Would you believe that in this rather tough economic climate, I have now personally heard from no less than three people in the last two days who have quit their jobs? And I might add that in all three situations, these people are competent professionals who don’t quit employment easily or often.
So what’s going on out there? I know that all three individuals read my posts, and rest assured I won’t be giving away your identities or exposing you to the minions of the internet! However, there are some lessons to be learned and some truths to be exposed in all three situations. Perhaps in the interest of helping others without injuring those concerned, I can share and gloss over to some degree a little with you the reader.
All three situations have some relevant and critical features that link them together, but the most striking is that all three individuals elevated their concerns to the right people instead of just announcing that they were quitting out-of-the-blue. In other words, there was a chance in all three situations that by bringing attention to significant problems, all three might have retained their positions if change had come about. Unfortunately, no change of significance did happen, and the result is that all three made a personal decision to seek employment in other places.
In two of the three situations, the jobs that people quit were ones that they had recently accepted.
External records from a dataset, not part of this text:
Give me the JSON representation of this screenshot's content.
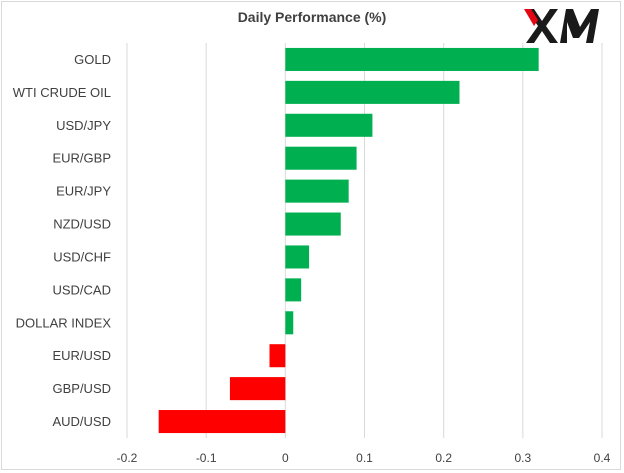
{
  "chart_data": {
    "type": "bar",
    "orientation": "horizontal",
    "title": "Daily Performance  (%)",
    "categories": [
      "GOLD",
      "WTI CRUDE OIL",
      "USD/JPY",
      "EUR/GBP",
      "EUR/JPY",
      "NZD/USD",
      "USD/CHF",
      "USD/CAD",
      "DOLLAR INDEX",
      "EUR/USD",
      "GBP/USD",
      "AUD/USD"
    ],
    "values": [
      0.32,
      0.22,
      0.11,
      0.09,
      0.08,
      0.07,
      0.03,
      0.02,
      0.01,
      -0.02,
      -0.07,
      -0.16
    ],
    "xlim": [
      -0.2,
      0.4
    ],
    "xticks": [
      "-0.2",
      "-0.1",
      "0",
      "0.1",
      "0.2",
      "0.3",
      "0.4"
    ],
    "xtick_values": [
      -0.2,
      -0.1,
      0,
      0.1,
      0.2,
      0.3,
      0.4
    ],
    "grid": "vertical",
    "colors": {
      "positive": "#00b050",
      "negative": "#ff0000",
      "grid": "#d9d9d9",
      "text": "#404040"
    }
  },
  "logo": {
    "text": "XM",
    "icon": "xm-logo",
    "color": "#1a1a1a",
    "accent": "#e30613"
  }
}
Didn’t these two do their homework? Didn’t they know what they were walking into? The answer actually is that both did in fact do some research and the jobs they were promised and the situations they would work in differed from the ones presented by the employer at the interview stage. No amount of planning, research and preparation can prepare you for a job if the job itself morphs into something different, or there is a significant change in hours, the job description, the location etc.
In one of the situations, the person resigned from a job to take the new position, and after three weeks on the job, the employer actually cut the position itself but retained the employee, and created a new position that differed substantially from the position the person had agreed to take when leaving their former employer. The result in that case was that the person told me that they felt they were doomed to fail in the new position because they were honest enough to admit they didn’t have the skills required to perform that job at a high level. So rather than accept a higher salary for a short time and then get fired, they took the high road and resigned.
Another factor involved in one persons decision was the attitude of the person to whom the employee reported to. That’s a hard thing to gauge at an interview. In this situation there is a history of people accepting the job which she did and then the position becoming vacated and advertised for. Sooner or later I suspect but will never know, if those in more senior positions from that company don’t draw the conclusion that it isn’t the applicants that are the problem but the supervision they are receiving. Perhaps that’s where the change is needed.
I am very interested in staying connected with these three individuals. Aside from being competent employees with personal ethics, skills and self-motivation, they are all professionals. Each of them will, if they include the positions on their future resumes, have to explain why they resigned and opted to look for work elsewhere. What will they say? I can tell you that all three will refrain from bad-mouthing the previous employers while at the same time being honest.
The injustice is that when you leave a position for reasons that are entirely justified, you still have to hope and trust that the new employer you are being interviewed by believes your story. And this element of doubt; that, “You’ve got to believe me” feeling, is unfortunate. The reason? Well the employer doesn’t HAVE to believe you do they? There are some people out there who quit jobs for very poor reasons, and in those situations the employer is entirely in the right and the employee is the problem.
So from the view of the new employer, they have the unenviable job of discerning which of the two you are; the disgruntled applicant who quit with poor justification or the applicant who quit their last job for reasons that were entirely justified.
When speaking of why you resigned from a position, good general advice is to be honest, succinct and to keep calm and in control as you are speaking. Your answer or reply should also end on a positive note. Any feelings of anger, revenge, and although it’s a strong word – hate, should be reigned in. In fact, doing a mock interview with a professional to answer this one specific question is a good idea. The question, “Why did you leave your last position?” or possibly even, “How would you describe your previous employer?”
Crafting an answer that is honest, doesn’t belittle the previous employer, and shows your professionalism, ethics, reasoning and good judgement is going to serve you well.